Recent corpus development

Building a corpus isn’t just a matter of collecting texts in a directory on a server. Crow team members are continually improving the code we use to process and de-identify contributed texts, building documentation to describe our approaches, and hosting workshops to help team members at our Arizona and Purdue sites become better corpus builders.

During Summer 2019, the Arizona team, led by Adriana Picoral, improved our existing corpus building scripts, and in some cases rewrote them to add headers, organize metadata, and perform de-identification (de-id) using Pandas (a package in Python that allows users to manipulate data). De-identifying texts is necessary to ensure our participants’ privacy, and our process includes both machine- and human-performed removal of names and other potentially identifying information. This identifiable information is replaced in the text by tags such as <name>. Based on these changes, Picoral and Aleksey Novikov have added documentation on running scripts using both Windows and Mac OS platforms.

After each new script was ready, Picoral led a series of workshops helping the Arizona Crow team learn how to run these scripts, with Purdue researchers joining remotely. Most of the participants had not used the command line before, so that was an enriching experience. The process of running these scripts on different computers and platforms also helped us identify and troubleshoot various issues, which in turn, helped us update our documentation.

Through an iterative process of randomly selecting data for manual de-identification and logging issues that Crow researchers discovered as they de-identified texts, different regular expression patterns were added to the de-id scripts to remove as many student and instructor names as possible. Regular expressions are special combinations of wildcards and other characters which perform the sophisticated matching we need to accurately de-identify texts with automated processes. We decided to flatten all the diacritics with the cleaning script because it was easier to work with names that had been standardized to a smaller character set.

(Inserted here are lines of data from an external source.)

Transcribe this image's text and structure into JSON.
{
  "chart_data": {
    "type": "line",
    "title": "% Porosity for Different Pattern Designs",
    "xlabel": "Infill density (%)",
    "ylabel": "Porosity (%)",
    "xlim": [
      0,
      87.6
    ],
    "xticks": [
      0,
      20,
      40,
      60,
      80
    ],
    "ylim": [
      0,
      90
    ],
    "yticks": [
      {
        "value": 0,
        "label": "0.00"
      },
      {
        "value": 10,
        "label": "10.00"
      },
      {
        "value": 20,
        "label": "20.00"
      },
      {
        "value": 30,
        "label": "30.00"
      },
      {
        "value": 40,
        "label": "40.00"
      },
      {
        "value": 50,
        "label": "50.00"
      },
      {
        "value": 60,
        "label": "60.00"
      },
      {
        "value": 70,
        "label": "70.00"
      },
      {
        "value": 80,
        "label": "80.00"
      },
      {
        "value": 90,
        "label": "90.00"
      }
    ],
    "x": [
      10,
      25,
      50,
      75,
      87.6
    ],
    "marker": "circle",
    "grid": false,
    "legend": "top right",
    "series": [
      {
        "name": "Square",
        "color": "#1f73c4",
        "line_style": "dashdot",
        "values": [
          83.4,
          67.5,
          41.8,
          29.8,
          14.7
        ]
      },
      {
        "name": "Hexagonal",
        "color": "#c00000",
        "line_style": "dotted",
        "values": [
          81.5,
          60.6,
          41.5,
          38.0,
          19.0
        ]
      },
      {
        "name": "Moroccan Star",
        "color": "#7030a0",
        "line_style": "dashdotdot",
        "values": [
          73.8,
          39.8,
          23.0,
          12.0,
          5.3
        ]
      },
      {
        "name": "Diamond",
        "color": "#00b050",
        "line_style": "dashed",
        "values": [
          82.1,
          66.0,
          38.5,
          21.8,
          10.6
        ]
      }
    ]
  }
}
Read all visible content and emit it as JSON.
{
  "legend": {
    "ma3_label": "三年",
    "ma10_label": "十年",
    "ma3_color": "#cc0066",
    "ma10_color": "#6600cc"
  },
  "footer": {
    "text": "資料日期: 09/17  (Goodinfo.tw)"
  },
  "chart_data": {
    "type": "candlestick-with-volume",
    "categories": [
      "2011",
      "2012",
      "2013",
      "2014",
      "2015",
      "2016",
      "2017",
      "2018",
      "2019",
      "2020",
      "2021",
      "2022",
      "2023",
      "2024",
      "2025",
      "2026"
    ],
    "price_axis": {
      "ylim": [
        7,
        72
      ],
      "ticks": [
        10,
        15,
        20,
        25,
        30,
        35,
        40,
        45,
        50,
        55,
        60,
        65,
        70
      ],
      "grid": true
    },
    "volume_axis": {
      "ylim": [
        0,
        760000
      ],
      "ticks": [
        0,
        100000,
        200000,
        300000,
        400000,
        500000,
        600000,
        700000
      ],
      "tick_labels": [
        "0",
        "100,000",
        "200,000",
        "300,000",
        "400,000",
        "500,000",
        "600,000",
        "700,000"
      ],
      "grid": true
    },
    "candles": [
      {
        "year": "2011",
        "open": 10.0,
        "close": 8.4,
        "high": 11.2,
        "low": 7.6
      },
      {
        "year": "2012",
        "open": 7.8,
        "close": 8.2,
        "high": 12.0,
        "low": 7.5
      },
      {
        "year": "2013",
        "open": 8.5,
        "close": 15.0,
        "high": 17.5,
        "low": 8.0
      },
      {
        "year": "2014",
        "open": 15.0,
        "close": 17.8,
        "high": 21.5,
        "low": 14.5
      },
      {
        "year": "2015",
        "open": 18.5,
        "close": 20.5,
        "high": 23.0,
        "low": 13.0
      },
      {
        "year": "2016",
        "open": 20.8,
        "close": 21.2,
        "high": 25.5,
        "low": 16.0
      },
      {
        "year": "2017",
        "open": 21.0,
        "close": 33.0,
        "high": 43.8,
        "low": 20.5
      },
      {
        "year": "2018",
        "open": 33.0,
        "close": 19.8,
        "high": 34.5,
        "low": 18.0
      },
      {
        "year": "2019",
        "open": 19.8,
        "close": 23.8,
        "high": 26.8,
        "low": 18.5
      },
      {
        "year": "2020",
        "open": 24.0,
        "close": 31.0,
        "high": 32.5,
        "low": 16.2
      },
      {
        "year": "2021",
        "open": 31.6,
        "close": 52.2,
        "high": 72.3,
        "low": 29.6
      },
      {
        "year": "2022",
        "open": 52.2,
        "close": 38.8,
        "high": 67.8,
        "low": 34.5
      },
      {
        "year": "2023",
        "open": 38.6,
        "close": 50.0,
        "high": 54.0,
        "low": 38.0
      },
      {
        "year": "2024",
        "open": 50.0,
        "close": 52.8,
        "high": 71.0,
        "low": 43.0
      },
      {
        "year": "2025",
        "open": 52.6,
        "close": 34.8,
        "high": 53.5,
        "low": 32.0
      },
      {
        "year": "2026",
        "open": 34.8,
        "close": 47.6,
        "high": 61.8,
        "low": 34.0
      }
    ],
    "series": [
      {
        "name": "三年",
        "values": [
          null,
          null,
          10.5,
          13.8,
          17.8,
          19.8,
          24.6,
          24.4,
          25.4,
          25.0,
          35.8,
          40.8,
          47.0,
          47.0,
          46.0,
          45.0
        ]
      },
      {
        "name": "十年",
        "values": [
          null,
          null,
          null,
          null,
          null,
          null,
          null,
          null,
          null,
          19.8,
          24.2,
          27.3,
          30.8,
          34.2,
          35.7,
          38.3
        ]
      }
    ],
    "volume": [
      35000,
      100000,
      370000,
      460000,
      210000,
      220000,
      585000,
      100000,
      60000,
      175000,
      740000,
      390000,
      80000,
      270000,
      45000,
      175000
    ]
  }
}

During the Fall semester, we have continued to improve our de-identification processes, using an interactive tool, also developed by Picoral. The tool highlights capitalized words in each text, making it easier to spot check for names that were not caught by the de-id script, such as students’ friends or family members whose names are not automatically included in our process. Each file from Fall 2017 and Spring 2018 was manually checked by the Arizona team that included Kevin Sanchez, Jhonatan Muñoz, Picoral, and Novikov. All in all, we processed 1,547 files, spending an average of 1.5 minutes checking each file.

Because we’ve developed it as a team, the de-identification tool is user-centered, allowing Crow researchers to more quickly and effectively find and redact names and other identifiable information. In the Crow corpus, these identifiers are replaced with tokens like <name>, <place>, and the like.

To increase the quality of the de-identification for previously processed data, both the Arizona team, led by Novikov, and the Purdue team, led by Ge Lan, performed additional searches on files that were already a part of the Crow corpus, using regular expressions with potential alterations in the instructors’ names. Running an additional script removed all the standalone lines which contained just the <name> tags and no other text. These files were updated in the corpus during our October 2019 interface update.

Screenshot of Crow de-identification tool showing a segment of text with de-identification targets highlighted and options for tokens to replace them visible.
De-identification tool developed by Crow researcher Adriana Picoral

Our next steps include replicating the processes for metadata processing and adding headers to text files at Purdue, which has a slightly different metadata acquisition process compared to Arizona given differences in the demographic data recorded by both institutions. We will also continue improving the interactive de-identification tool, so that it can eventually be released to a broader audience. Sharing our work in this manner not only helps other corpus builders, but gives us other sources of feedback which can help us keep building better tools for writing research.